Create a matrix mat_2 from vec_4 that has three rows and four columns. The values in mat_2 should be sequentially increasing by column.

  • For example, the first column of mat_1 should contain the values 1, 2, 3.
  • Q10 (1 pt.): Show the code you used to create mat_1.
  • Q11 (1 pt.): Show the code you used to create mat_2.

Lists: Q12 - Q14

Create a list, named my_list_1 with following three elements:

  • first element is numeric: 5.2
  • second element is a string: “five point two”
  • third element is a vector of all integers from 0 to 5 [how do you do this?]

Name the elements in my_list_1:

  • “two”
  • “one”
  • “three”

Make sure the elements in your list are in the order specified. (look at the names closely)

Hint: remember the subsetting operators [[]] and $?

  • Q12 (2 pts.): Show the R code you used to create my_list_1.
  • Q13 (1 pt.): Show valid R code that selects the third element of the list.
  • Q14 (1 pt.): Show the R code that selects the list element with the name “one”. Note: there are at least two ways to do this!

Logical Tests and Subsetting: Q15 - Q16

Run the following code to build a vector called my_vec and print its contents:

my_vec = rep(1:3, 5)
my_vec
##  [1] 1 2 3 1 2 3 1 2 3 1 2 3 1 2 3

Use the logical equality test operator == to create a vector, my_bool_vec, of Boolean values from my_vec.

  • my_bool_vec should be the same length as my_vec.
  • my_bool_vec should have TRUE values in the positions where my_vec has values of 3.

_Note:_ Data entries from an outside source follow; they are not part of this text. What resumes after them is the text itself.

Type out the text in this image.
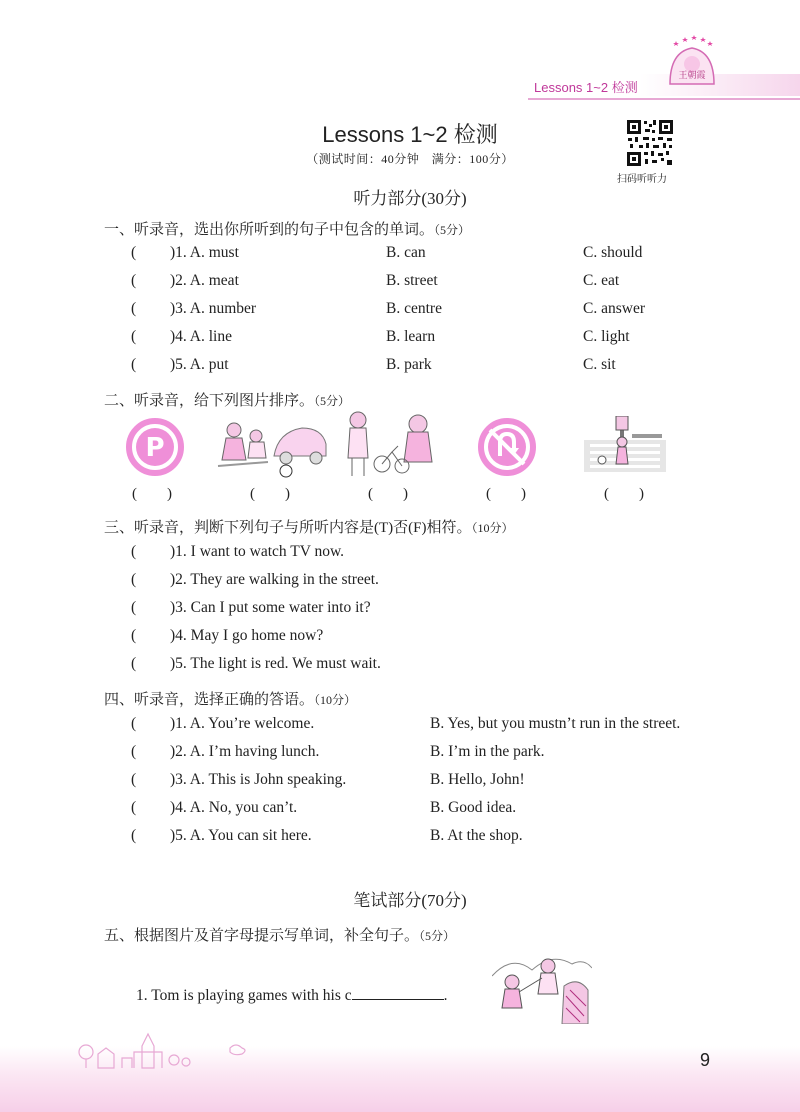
Lessons 1~2 检测
王朝霞
Lessons 1~2 检测
（测试时间：40分钟　满分：100分）
扫码听听力
听力部分(30分)
一、听录音，选出你所听到的句子中包含的单词。（5分）
( )1. A. must	B. can	C. should
( )2. A. meat	B. street	C. eat
( )3. A. number	B. centre	C. answer
( )4. A. line	B. learn	C. light
( )5. A. put	B. park	C. sit
二、听录音，给下列图片排序。（5分）
P
(　　)	(　　)	(　　)	(　　)	(　　)
三、听录音，判断下列句子与所听内容是(T)否(F)相符。（10分）
( )1. I want to watch TV now.
( )2. They are walking in the street.
( )3. Can I put some water into it?
( )4. May I go home now?
( )5. The light is red. We must wait.
四、听录音，选择正确的答语。（10分）
( )1. A. You’re welcome.	B. Yes, but you mustn’t run in the street.
( )2. A. I’m having lunch.	B. I’m in the park.
( )3. A. This is John speaking.	B. Hello, John!
( )4. A. No, you can’t.	B. Good idea.
( )5. A. You can sit here.	B. At the shop.
笔试部分(70分)
五、根据图片及首字母提示写单词，补全句子。（5分）
1. Tom is playing games with his c	.
9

You can run the following code to check that you have the correct values in my_bool_vec:

data.frame(my_vec, my_bool_vec)
##    my_vec my_bool_vec
## 1       1       FALSE
## 2       2       FALSE
## 3       3        TRUE
## 4       1       FALSE
## 5       2       FALSE
## 6       3        TRUE
## 7       1       FALSE
## 8       2       FALSE
## 9       3        TRUE
## 10      1       FALSE
## 11      2       FALSE
## 12      3        TRUE
## 13      1       FALSE
## 14      2       FALSE
## 15      3        TRUE

Use my_bool_vec to retrieve all of the elements of my_vec that have a value of 3.

Hint: Use the square bracket subsetting operator: [].

Your result should look like this:

## [1] 3 3 3 3 3
  • Q15 (3 pts.): Show the R code that you used to create my_bool_vec.
  • Q16 (2 pts.): Show the R code that you used to subset my_vec using my_bool_vec.